Edible Growth is the food science creation of Eindhoven University of Technology graduate Chloé Rutzerveld. It is a critical look at current 3D-printing technology and its capacity for deliciousness.
Rutzerveld designed a sphere-shaped edible basket made from a gelatinous, vegan-friendly substance known as agar which acts as a vessel for further growth. After the doughy basket emerges from the food-augmented 3D-printer, it is stuffed with a layer of seeds, mushroom spores and yeast. Within 5 days of gestation, the seeds sprout, the mushrooms mature and the yeast transforms the solid agar interior into a more liquid state, ready to be chowed down.
“[It’s] an example of high-tech but fully natural, healthy, and sustainable food made possible by combining aspects of nature, science, technology and design,” she explained to ABC News.
Currently, Edible Growth remains a prototypical look at the way food can be produced healthily and cleanly in the future. Due to the considerable time requirement and lack of mass-distribution potential at this time, the project is a speculative look at what healthy food manufacturing of tomorrow could look like.
Though Edible Growth demonstrates the compelling versatility of modern 3D-printing machines, our technology is not advanced enough to navigate or synthesise ingredients that are more complex than sugar, dough, chocolate or agar – yet. Part of Rutzerveld’s motivation for the project was to show that high-tech and laboratory-based food design does not automatically mean it is unnatural or tasteless.
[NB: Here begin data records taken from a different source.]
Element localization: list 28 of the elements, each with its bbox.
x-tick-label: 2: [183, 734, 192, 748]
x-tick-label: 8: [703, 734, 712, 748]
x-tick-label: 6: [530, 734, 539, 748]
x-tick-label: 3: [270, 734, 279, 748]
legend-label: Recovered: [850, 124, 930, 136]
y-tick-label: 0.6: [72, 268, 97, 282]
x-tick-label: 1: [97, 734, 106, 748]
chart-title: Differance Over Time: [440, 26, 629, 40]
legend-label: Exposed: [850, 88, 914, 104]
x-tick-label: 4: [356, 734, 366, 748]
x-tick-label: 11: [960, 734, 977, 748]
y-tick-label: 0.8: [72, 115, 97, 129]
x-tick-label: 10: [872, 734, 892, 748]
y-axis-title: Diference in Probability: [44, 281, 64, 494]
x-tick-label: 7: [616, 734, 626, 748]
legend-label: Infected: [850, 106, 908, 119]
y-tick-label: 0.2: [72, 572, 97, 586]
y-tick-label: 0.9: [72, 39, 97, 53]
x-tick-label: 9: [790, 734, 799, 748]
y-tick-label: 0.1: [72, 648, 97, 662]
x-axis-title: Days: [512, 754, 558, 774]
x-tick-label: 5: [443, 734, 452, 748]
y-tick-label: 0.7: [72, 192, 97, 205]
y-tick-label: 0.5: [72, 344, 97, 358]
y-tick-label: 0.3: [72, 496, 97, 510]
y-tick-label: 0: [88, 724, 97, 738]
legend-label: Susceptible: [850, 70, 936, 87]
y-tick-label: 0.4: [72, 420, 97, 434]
“New technologies have always influenced our eating habits, food supply chains, preparation methods and introduced entirely new food products to the market,” said Rutzerveld, “So why are we using additive manufacturing techniques to create fancy shapes of existing foods? Starting from this critical view, I made it my mission to find a way to use this technology to create healthy, functional food that could contribute in solving world food problems and environmental issues.”